In my last post, I followed my readers' advice and checked out the book "Programming the Semantic Web" published by O'Reilly. The full reference is below:
"Programming the Semantic Web by Toby Segaran, Colin Evans, and Jamie Taylor. Copyright 2009 Toby Segaran, Colin Evans, and Jamie Taylor, 978-0-596-15381-6."
I stopped in the middle of chapter 3, in this post we keep going with the review. The book tells us that:
"Inference is the process of deriving new information from information you already have." (page 43)
For example, you might have one piece of information, then download a second from the web, and then from these two pieces of information, derive a third. One of the examples given in the chapter is "If I know a restaurant's address, I can use a geocoder to find its coordinates on a map" (page 43).
The chapter goes onto work out which restaurants in Washington DC are likely to be touristy. It does that by working out which restaurants are near a tourist attraction and are at the same time cheap. It uses this example to explain how inference rules can chain together to generate new information:
"What's important to realize here is that the rules exist totally independently. Although we ran the three rules in sequence, they weren't aware of each other - they just looked to see if there were any triples that they knew how to deal with and then created new ones based on those. These rules can be run continuously—even from different machines that have access to the same triplestore - and still work properly, and new rules can be added at any time." (page 49)
The chapter then looks at merging graphs together, allowing queries across data from different sources. Then the chapter ends with some fun, we get to generate graphic visualisations with the program graphviz (which I discovered that I already had on my system).

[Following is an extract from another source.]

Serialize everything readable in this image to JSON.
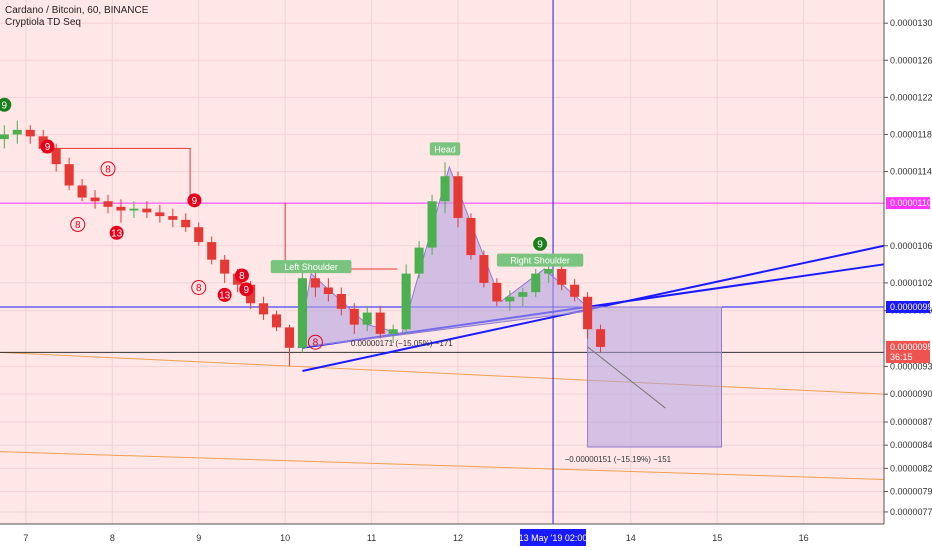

Image by eteela used with permission.
Chapter 4 dives straight into RDF. In RDF, everything is a resource, identified by a URI (page 65). A URI does not have to be retrievable as a URL, though to aid uniqueness, it is a convention to use a hostname that you control as the first part of the URI. RDF allows the use of a blank node for situations where you do not know the URI (page 67), these are given an arbitrary ID starting with underscore colon _:
RDF can be expressed in different serialization formats (page 69), the chapter demonstrates these using a set RDF format, the Friend of a Friend (FOAF) vocabulary, as the primary example.
The first RDF serialization format covered is N-Triples, a series of statements, each one "containing a subject, predicate, and object followed by a dot" (page 71). N3 is very similar to N-Triples but various shorthands are introduced to remove redundancies (page 72).

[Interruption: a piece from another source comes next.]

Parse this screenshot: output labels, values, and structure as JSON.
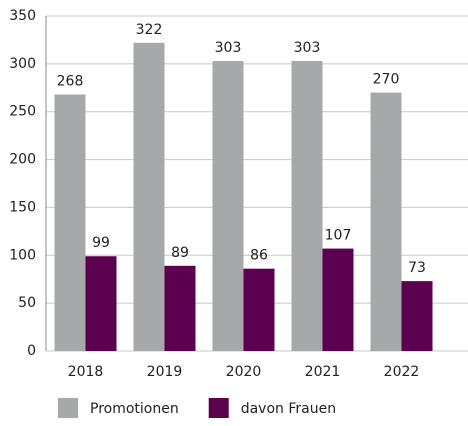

Then the XML representation of RDF, which is perhaps what most people think of as RDF, is covered next (pages 73-76). Lastly RDFa, where XML attributes are added to XHTML tags, allowing one document to be both the human and machine-readable content (page 76). The extra XML attributes "specify the semantics behind the information that is displayed" (page 76).
Chapter 4 leaves behind the simplified tools from the previous chapters and breaks out RDFlib and SPARQL. SPARQL is a query language for RDF graphs. It is read only, and if you (dis)like SQL then you will equally (dis)like SPARQL. The chapter uses RDFlib to demonstrate this. I might cover RDFlib myself in a future post, so I will skip talking about it for now. Briefly, it seems a really useful library and the first call for dealing with all things RDF in Python.
Chapter 5 is "source of semantic data" which seems to have extensive examples of the work covered so far, I skipped this chapter for now, in order so I could press straight on to chapter 6 about ontologies.
As I have been going along, I have been trying out all the examples, and there have been several small errors in the code, especially inconsistently named references and files. This is not supposed to be a book aimed just at Python users, this is a general book for anyone, with the examples just happening to be in Python. Therefore there could be a little more proofreading, i.e. user testing, of the examples.
This did not spoil it for me, as a more experienced Python programmer I could just fix the examples as I went. So far I have found the book really engaging and useful, and I am very keen to read the rest.